Dès qu’il s’est réinstallé au Quai d’Orsay, M. Viviani s’est empressé d’étudier tous les documents. Il a conféré avec MM. Bienvenu-Martin, Philippe Berthelot, Bourgeois, Ribot, Pichon, et il a rédigé, à destination de Londres, un télégramme, qu’il a communiqué au Conseil des ministres et dans lequel il insiste sur la nécessité de reprendre sans retard le projet de médiation.

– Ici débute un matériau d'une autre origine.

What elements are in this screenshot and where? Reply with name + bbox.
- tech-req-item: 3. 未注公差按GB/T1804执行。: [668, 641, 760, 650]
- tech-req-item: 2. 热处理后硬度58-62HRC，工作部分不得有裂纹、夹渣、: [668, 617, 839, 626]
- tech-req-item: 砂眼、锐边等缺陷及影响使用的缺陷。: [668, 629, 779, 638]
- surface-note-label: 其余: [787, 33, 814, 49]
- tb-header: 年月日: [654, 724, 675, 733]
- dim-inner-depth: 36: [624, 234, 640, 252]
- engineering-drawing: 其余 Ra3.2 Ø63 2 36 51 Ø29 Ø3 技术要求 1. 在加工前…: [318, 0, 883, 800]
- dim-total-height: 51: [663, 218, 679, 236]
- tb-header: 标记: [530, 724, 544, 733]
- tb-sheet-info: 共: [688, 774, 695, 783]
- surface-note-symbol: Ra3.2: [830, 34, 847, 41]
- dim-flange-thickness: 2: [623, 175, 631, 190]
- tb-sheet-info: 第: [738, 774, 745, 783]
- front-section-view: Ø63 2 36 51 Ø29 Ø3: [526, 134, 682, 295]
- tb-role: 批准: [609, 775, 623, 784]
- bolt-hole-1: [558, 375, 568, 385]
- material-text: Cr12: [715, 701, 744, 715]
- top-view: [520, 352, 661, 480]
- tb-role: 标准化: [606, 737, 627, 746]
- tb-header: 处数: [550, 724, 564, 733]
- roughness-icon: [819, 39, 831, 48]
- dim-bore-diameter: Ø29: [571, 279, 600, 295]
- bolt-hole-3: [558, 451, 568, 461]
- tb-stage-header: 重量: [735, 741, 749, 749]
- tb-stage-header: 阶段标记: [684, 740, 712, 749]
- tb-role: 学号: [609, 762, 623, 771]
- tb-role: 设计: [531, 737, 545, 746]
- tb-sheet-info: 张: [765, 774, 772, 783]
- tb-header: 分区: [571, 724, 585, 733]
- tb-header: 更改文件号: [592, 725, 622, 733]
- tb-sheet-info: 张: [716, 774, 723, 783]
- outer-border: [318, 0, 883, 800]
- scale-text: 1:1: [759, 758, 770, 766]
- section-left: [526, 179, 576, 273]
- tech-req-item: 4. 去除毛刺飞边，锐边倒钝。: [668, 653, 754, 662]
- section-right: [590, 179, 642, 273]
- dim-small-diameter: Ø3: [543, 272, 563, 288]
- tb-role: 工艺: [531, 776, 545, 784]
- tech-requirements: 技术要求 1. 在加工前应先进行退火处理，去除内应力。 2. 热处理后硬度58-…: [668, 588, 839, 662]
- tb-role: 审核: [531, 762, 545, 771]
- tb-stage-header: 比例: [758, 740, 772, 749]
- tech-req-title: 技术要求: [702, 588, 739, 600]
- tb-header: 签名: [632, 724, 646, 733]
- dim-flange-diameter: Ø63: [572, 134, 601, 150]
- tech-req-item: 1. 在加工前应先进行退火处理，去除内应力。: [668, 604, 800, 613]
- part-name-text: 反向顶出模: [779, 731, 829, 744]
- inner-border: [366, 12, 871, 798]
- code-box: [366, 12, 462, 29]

M. Viviani a également reçu M. de Schœn. L’ambassadeur lui a parlé des mesures de précaution qu’a prescrites le gouvernement français pendant notre absence. M. Viviani ne les a pas niées. Il a seulement fait remarquer que pas une seule n’était de celles dont nos voisins eussent à prendre ombrage et que notre volonté de nous prêter à toute négociation pour le maintien de la paix ne pouvait être mise en doute. M. de Schœn a spontanément reconnu que la France était libre d’agir comme elle le faisait, mais il a ajouté qu’en Allemagne les préparatifs ne pouvaient être secrets et qu’il ne faudrait pas que l’opinion française s’émût si l’Allemagne se décidait à des mesures publiques. Dans un télégramme déchiffré depuis par nos services cryptographiques, M. de Schœn a rapporté cette conversation à Berlin. Il concluait par ces mots, qui sont à retenir : « Viviani ne veut pas abandonner l’espoir dans le maintien de la paix, que l’on souhaite ici vivement. » M. de Schœn, vivant à Paris, connaissait donc la vérité et ne songeait pas à contester l’esprit pacifique du gouvernement et du pays.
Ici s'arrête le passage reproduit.